There are different reasons why the IOP may not have been reduced
with the initial agent, including lack of response or poor
compliance with the clinician faced with a decision of how to proceed.
Switching to a drug within the same class, such as going from
one PG to another (intra-class switches) is controversial, since it is
not proven that such switches work. Switch studies with PGs have
shown that the medication switched to always performs better.
However, one problem is that most switch studies have been conducted
over only short periods, usually about 30 days. The improved
efficacy may be due to the second drug’s greater response,
but other possible reasons for this reduction include improved compliance
or fluctuations in IOP (regression to the mean).
If the medication is effective but further reduction is needed, either
because the IOP is above the target goal or progression is identified,
the practitioner may choose an additional medication. If a
PG is the initial agent, the second agent may be a beta-blocker, alpha
agonist or topical CAI. A beta-blocker offers the convenience
of once-per-day use; thus the patient would take it in the morning
and take the PG at nighttime. When added to a PG, topical CAIs
may be more effective at lowering IOP than beta-blockers. But, topical
CAIs require twice-per-day dosage. If a patient is on a PG along
with a beta-blocker or topical CAI and further IOP reduction is
needed, then either of these drugs may be discontinued and a
fixed-combination agent containing timolol and dorzolamide
(Cosopt) begun. It is important to stress to patients taking two
medications that they should wait five minutes before instilling the
second agent to avoid washing the first from the eye. Also, remember
to instruct patients taking beta-blockers to close their eyes or
occlude their punctum for three minutes.
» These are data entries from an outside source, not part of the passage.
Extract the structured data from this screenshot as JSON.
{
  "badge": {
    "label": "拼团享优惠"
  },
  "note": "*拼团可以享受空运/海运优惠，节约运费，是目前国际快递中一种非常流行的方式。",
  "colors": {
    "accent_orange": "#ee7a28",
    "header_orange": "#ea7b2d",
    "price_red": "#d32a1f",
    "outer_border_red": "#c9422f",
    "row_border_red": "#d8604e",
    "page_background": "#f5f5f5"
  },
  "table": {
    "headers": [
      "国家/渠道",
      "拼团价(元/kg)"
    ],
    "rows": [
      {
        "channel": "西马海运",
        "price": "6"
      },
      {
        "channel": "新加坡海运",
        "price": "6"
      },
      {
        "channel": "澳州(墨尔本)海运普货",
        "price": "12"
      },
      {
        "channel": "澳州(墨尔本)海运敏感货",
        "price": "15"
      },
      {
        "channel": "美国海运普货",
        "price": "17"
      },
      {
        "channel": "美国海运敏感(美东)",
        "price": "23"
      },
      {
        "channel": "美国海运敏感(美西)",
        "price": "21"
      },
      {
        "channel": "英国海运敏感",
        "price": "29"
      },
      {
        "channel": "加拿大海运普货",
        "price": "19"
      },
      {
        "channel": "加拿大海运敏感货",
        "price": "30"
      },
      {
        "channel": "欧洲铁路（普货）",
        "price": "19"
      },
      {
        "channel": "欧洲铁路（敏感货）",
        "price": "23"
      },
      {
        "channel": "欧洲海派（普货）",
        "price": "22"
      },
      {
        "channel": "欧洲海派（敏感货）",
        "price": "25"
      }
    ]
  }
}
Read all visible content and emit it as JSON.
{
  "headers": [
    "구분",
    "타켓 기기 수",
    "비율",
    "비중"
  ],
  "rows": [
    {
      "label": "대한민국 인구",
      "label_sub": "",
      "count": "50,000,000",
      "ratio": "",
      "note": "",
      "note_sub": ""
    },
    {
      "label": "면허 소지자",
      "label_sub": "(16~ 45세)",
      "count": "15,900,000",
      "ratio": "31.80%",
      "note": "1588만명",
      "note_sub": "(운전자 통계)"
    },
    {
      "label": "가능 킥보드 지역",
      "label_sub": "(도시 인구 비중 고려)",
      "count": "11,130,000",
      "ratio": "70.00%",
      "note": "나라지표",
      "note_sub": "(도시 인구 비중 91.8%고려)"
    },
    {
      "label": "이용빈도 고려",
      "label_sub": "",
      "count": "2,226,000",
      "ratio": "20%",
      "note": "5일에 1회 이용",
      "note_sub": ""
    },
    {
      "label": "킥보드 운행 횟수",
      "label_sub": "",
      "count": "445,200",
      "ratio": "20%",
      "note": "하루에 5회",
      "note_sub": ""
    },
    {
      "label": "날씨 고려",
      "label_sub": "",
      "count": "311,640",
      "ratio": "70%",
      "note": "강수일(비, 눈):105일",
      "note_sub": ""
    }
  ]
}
This will reduce systemic
absorption, improve efficacy and reduce side effects. Argon or Selective
Laser Trabeculoplasty and filter surgery become options when
the patient is progressing or the IOP is above the target level, and
several medical options have been tried (see chapter 8).
In some cases, even with patients who respond well to initial
therapy, the IOP may slowly rise over time. Such increases could be
due to the glaucoma worsening, problems with compliance or the
development of tachyphylaxis. The two questions to ask are: Is the
drug effective, and is it being used? If the IOP is elevated, instill
the medication and measure the IOP several hours later. Also, observe
the patient’s drop instillation technique to determine if the
drug is getting into the eye. And finally, the reverse monocular trial
may be helpful to address whether tachyphylaxis has developed.
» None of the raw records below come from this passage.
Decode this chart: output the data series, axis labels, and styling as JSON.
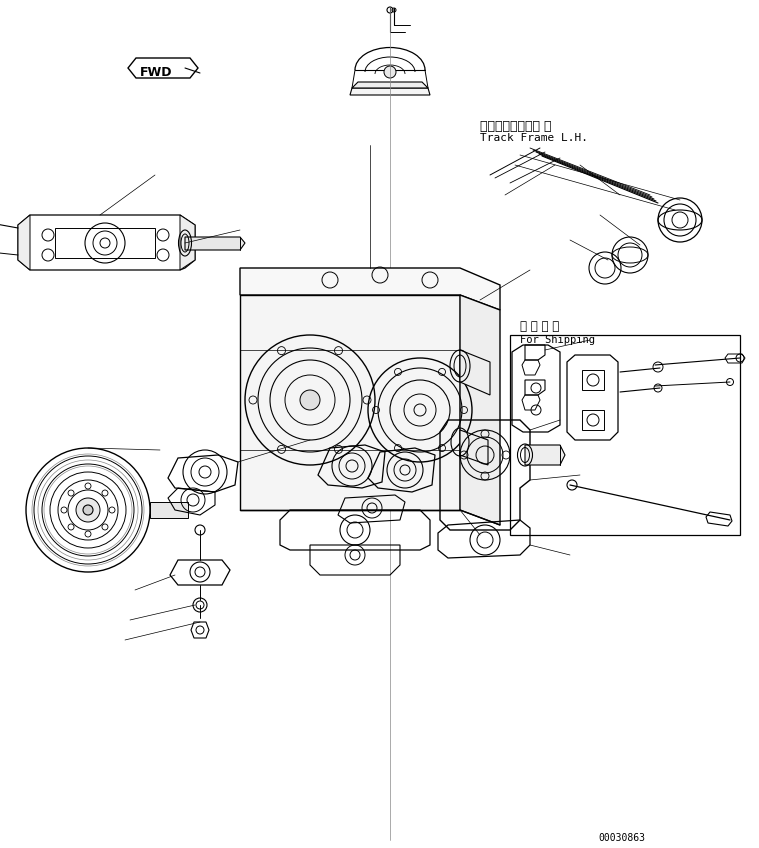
{
  "background_color": "#ffffff",
  "line_color": "#000000",
  "title_jp": "トラックフレーム 左",
  "title_en": "Track Frame L.H.",
  "shipping_jp": "連 携 部 品",
  "shipping_en": "For Shipping",
  "fwd_label": "FWD",
  "part_number": "00030863",
  "fig_size": [
    7.59,
    8.48
  ],
  "dpi": 100
}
In this trial, the drug is temporarily discontinued in one eye and
continued in the other. If tolerance has developed, there will be little
change in the untreated eye’s IOP over the next several weeks.
However, a rising IOP proves the drug is effective and should be
continued, but an additional agent is necessary.
The management of ocular hypertension and glaucoma is an art
that requires the clinician to make an ongoing series of decisions
and adjustments over the patient’s lifetime to ensure the IOP remains
at acceptable levels and the condition does not worsen. Periodic
monitoring of the optic nerve and visual fields are also
necessary. The doctor needs to consider both the short and longterm
view to ensure occurs throughout the lifetime of their patient.